Di sela-sela menunggu persidangan Rita Sitorus menyampaikan pesan berisi permintaannya untuk mencarikan advokat yang berkualitas dan berintegritas sebagai penasihat hukum yang mendampinginya di persidangan. 

Menindaklanjuti permintaan ibunya, anak-anak terdakwa Rita Sitorus akhirnya menemukan advokat yang layak dan dapat diandalkan untuk pembelaan hukum ibunya. 

Dengan didampingi advokat dari Kantor Hukum RDA Law Office & Rekan,  keinginan anak-anak untuk menemui ibunya di Lapas Klas II Pematang Siantar tidak ada lagi dihambat, hak-hak Rita Sitorus selaku terdakwa berangsur pulih, sikap majelis pun mulai berubah, fakta-fakta hukum mulai terungkap.

Sejalan dengan itu oknum-oknum petinggi Polres, Pengadilan dan Kejaksaan kota Pematang Siantar yang kedapatan melakukan pelanggaran hukum dan kode etik profesi dalam penanganan perkara Rita Sitorus dilaporkan kepada Pimpinan Polri, Pimpinan Kejaksaan dan Mahkamah

Agung.  

Menindaklanjuti laporan pengaduan dugaan pelanggaran kode etik  yang dilakukan oknum petinggi institusi penegak hukum, tim pemeriksa mulai berdatangan dan melakukan penyelidikan atas laporan pengaduan kuasa hukum/ penasihat hukum.

Sementara itu dalam sidang hari Kamis, 30 November 2023 Jaksa Penuntut Umum membacakan keterangan ahli Prof.  Dr. Madiasa Ablisar SH yang telah meninggal dunia pada 25 Juni 2023 lalu. Keberatan penasihat hukum atas pembacaan keterangan ahli ditolak Ketua Majelis Nasfi Firdaus SH. Penasihat hukum terdakwa berkeberatan atas pembacaan keterangan ahli karena patut diduga keterangan ahli tersebut palsu atau dipalsukan. Prof Madiasa Ablisar diketahui sudah mengidap stroke sejak tahun 2019. 

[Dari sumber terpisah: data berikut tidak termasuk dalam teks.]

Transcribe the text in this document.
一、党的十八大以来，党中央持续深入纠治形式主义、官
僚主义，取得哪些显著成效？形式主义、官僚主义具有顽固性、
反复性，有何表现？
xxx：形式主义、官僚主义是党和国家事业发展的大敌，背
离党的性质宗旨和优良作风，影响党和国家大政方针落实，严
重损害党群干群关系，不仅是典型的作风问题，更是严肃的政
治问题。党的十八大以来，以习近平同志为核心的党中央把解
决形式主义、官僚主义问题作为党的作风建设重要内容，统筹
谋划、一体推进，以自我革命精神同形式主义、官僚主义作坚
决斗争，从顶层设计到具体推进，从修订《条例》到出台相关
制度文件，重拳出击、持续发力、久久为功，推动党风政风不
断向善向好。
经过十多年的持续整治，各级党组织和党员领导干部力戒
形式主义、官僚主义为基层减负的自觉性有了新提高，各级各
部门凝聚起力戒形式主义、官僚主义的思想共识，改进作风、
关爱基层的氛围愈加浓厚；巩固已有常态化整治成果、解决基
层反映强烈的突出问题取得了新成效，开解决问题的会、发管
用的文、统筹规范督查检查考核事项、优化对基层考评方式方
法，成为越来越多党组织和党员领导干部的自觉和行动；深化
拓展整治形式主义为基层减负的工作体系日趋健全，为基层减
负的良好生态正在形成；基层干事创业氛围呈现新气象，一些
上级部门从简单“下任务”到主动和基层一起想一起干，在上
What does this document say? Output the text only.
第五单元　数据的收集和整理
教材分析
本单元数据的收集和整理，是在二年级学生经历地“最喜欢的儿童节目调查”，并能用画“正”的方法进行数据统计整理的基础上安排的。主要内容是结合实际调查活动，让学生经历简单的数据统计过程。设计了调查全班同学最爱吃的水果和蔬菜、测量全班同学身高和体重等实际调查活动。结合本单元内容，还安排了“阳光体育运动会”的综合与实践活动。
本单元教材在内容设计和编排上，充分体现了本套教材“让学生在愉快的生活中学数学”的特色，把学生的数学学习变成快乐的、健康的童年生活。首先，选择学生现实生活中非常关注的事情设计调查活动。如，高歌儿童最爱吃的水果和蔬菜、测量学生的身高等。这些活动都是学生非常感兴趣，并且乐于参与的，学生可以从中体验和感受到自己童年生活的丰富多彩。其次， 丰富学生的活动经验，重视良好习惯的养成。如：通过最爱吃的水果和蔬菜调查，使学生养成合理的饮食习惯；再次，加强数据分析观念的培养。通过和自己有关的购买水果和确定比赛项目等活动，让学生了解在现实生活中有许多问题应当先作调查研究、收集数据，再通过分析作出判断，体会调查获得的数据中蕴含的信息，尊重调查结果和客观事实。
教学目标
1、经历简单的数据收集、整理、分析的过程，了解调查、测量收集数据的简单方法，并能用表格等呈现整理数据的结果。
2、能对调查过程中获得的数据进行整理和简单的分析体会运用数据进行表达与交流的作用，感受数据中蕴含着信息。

Semakin mendekati akhir persidangan makin banyak fakta terungkap yang menunjukkan perkara pidana yang menyeret Rita Sitorus sebagai terdakwa tak lebih dari sebuah rekayasa hukum oleh oknum petinggi institusi penegak hukum dan oknum advokat di Kota Pematang Siantar.

Semoga hukum masih bisa ditegakkan dan keadilan masih dapat diraih.